During that time, the High Court of Justice and the Knesset Intelligence Subcommittee both set deadlines for the program to become regulated by a long-term law that would more carefully calibrate the balance between security and human rights.
But the deadlines were flexible and repeatedly extended with no clear end in sight.
So even if pressure from the High Court and the Knesset helped bring the surveillance to an end, the real decisive factors were the drop in infections from 16,000 total to under 2,000 total, as well as the sustained opposition of Shin Bet director Nadav Argaman.
Argaman had never wanted to track citizens in the first place, preferring to be laser-focused on tracking terrorists.
From June 9 until June 22, there was no Shin Bet surveillance and no real talk about it.
But as infection rates spiked from under 2,000 to double that number – and eventually much larger numbers – Prime Minister Benjamin Netanyahu already started campaigning to bring the program back.
Argaman’s opposition slowed Netanyahu this time, but the jump in infection rates led the prime minister to continue to push forward regardless, and the surveillance was reactivated by the end of June.

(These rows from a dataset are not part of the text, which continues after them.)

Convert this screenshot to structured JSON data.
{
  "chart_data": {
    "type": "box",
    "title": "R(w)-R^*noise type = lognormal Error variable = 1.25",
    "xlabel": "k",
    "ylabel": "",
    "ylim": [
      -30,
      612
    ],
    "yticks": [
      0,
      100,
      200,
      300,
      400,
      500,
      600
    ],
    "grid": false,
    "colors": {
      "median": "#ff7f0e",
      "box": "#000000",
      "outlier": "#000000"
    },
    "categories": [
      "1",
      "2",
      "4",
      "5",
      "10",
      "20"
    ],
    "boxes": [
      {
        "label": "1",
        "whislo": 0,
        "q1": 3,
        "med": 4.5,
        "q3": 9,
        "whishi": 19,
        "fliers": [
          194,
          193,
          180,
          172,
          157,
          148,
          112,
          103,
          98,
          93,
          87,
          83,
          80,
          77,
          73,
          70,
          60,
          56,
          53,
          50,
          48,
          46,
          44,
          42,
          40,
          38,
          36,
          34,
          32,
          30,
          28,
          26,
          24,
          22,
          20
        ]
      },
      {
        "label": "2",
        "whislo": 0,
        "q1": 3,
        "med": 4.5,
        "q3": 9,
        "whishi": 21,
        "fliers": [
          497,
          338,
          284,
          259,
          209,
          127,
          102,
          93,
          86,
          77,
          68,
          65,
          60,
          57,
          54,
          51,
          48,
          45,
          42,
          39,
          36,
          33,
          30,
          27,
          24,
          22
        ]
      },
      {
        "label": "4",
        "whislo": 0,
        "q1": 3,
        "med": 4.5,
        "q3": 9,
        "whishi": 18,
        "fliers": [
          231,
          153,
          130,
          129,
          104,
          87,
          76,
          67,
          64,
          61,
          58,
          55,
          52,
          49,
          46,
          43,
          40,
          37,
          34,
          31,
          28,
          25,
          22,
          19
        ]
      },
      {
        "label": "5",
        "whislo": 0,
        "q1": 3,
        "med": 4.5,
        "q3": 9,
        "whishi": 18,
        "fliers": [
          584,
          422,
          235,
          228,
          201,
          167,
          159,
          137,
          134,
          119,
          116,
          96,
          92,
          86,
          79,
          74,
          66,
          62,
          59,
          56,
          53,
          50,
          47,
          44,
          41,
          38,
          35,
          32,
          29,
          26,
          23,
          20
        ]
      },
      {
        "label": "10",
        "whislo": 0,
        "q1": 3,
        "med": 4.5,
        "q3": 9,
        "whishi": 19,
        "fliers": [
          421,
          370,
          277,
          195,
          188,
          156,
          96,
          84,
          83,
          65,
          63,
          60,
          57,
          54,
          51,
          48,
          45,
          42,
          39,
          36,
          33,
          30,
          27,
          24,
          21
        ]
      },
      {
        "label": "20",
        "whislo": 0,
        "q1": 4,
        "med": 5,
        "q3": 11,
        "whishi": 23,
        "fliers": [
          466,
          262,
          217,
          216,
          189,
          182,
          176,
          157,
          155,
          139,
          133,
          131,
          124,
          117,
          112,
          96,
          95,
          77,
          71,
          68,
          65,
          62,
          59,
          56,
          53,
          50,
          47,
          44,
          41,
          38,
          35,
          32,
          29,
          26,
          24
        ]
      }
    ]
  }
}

At a Knesset hearing around that time, Intelligence Ministry acting director-general Ronen Herling said that he wanted to get the alternative Magen application to a point where it could reach around 60% of the population before dropping the Shin Bet program.
Magen has not gotten close to that level of cooperation from the public.
The question now is whether the High Court will allow Shin Bet surveillance indefinitely until there is a vaccine – which could mean eight months or more – or whether it will enforce some limits based on infection rates which are stricter than the current Knesset approach of extending the surveillance as long as Netanyahu wishes.